A few studies investigated the hypertension-related factors in patients with acromegaly leading to inconclusive results. One study showed in patients with active acromegaly IGF-1 was a predictor of SBP level, mediating by albuminuria, while in patients with controlled disease; other cardiovascular risk factors such as abdominal obesity and TG were associated with BP levels [6]. A more recent study demonstrated the risk of having HTN was only significantly associated with the IGF-1 > 2 ULN at diagnosis and the coexistence of diabetes (14). However, in some study, HTN in acromegaly was not related to IGF-1 levels [27]. The current study showed GH is significantly associated with both SBP and DBP levels; However, GH could not predict the presence of HTN defined as BP ≥ 140/90 mmHg in this population of patients with acromegaly. Moreover, IGF-1 times ULN was inversely associated with DBP level, but there was no predictive role for IGF-1 times ULN in predicting HTN. Although the vasodilatory effect of IGF-1, mediated by nitric oxide, and the role of GH in Na and water retention [12, 13, 28] clearly explain the protective role of IGF-1 on diastolic blood pressure and the effect of GH in increasing systolic and diastolic blood pressure, as shown in this study, the level of BP might be determined by the interaction between various influencing factors at different stages of acromegaly. Moreover, the inconclusive results regarding the impact of GH/IGF-1 on HTN, coming from different studies, might be explained by different studied population, duration of follow-up, and disease activity status at which the studies have been done. Moreover, a recent study showed different treatments used to control acromegaly are associated with different changes in metabolic parameters and cardiovascular risk factors [29].
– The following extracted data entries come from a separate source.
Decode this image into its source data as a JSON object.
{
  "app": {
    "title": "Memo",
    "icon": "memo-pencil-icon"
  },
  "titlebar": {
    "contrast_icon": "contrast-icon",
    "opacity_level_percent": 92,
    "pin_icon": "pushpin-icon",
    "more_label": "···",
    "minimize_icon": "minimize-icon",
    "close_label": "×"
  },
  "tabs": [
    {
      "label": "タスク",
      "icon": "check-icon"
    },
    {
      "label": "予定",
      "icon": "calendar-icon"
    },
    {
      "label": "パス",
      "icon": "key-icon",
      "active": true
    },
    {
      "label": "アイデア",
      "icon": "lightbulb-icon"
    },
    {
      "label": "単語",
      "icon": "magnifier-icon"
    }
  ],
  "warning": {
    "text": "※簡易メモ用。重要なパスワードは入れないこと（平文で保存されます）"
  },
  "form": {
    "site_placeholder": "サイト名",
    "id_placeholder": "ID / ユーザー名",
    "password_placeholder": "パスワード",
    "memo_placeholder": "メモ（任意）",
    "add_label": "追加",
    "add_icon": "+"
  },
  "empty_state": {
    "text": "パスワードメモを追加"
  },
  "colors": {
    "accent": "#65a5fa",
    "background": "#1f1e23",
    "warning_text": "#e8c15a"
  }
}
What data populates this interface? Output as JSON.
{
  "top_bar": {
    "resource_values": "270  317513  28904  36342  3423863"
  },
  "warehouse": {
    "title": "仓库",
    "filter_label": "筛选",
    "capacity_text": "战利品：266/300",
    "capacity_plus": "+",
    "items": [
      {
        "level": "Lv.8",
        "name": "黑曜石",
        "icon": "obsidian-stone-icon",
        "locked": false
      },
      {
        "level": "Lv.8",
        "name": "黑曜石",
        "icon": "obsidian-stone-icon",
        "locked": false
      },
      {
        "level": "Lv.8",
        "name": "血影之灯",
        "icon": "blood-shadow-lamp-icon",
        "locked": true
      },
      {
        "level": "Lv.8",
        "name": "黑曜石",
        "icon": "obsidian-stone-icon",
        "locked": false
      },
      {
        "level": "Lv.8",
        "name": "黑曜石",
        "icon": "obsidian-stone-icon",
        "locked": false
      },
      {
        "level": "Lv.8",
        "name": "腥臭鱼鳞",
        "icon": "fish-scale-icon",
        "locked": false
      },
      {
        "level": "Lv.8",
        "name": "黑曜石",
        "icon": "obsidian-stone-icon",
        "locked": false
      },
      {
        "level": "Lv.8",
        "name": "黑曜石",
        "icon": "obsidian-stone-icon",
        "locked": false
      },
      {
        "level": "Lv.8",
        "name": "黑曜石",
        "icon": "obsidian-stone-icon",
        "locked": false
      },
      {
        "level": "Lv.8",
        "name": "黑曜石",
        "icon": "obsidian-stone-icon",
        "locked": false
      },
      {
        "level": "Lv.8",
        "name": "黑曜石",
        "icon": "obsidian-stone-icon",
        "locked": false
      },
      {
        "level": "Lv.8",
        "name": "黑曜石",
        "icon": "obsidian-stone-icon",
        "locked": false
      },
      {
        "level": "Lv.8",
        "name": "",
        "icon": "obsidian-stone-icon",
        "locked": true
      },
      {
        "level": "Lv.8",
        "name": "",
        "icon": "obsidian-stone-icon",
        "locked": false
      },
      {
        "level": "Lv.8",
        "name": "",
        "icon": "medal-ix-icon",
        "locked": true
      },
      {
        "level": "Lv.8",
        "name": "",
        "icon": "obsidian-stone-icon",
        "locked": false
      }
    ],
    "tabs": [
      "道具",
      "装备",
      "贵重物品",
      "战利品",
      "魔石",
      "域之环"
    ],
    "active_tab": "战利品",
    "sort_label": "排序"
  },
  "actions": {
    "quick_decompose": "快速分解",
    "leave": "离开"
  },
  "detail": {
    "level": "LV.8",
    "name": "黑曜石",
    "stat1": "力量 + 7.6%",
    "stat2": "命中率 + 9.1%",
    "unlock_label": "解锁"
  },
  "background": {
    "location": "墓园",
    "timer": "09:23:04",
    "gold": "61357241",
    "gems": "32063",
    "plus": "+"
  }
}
Lipid abnormalities, including hypertriglyceridemia and low HDL, are frequently seen in patients with acromegaly. DLP was found to be the most prevalent metabolic abnormality in this study. Regarding the determinants of DLP in patients with acromegaly we found no predictive role for neither GH nor IGF-1 times ULN. Similarly, another study suggested hypertriglyceridemia of acromegaly does not correlate with basal GH or IGF-1 concentration but is associated with insulin resistance [30]. However, a most recent study showed a correlation between low HDL and basal IGF-1 [20]. Although a significant improvement in lipid profile after successful treatment of acromegaly supports the role of GH and /or IGF-1 in the development of these abnormalities, no predictive role of GH/IGF-1 for DLP has been well-established. This is likely due to the influence and interaction of other co-existing risk factors.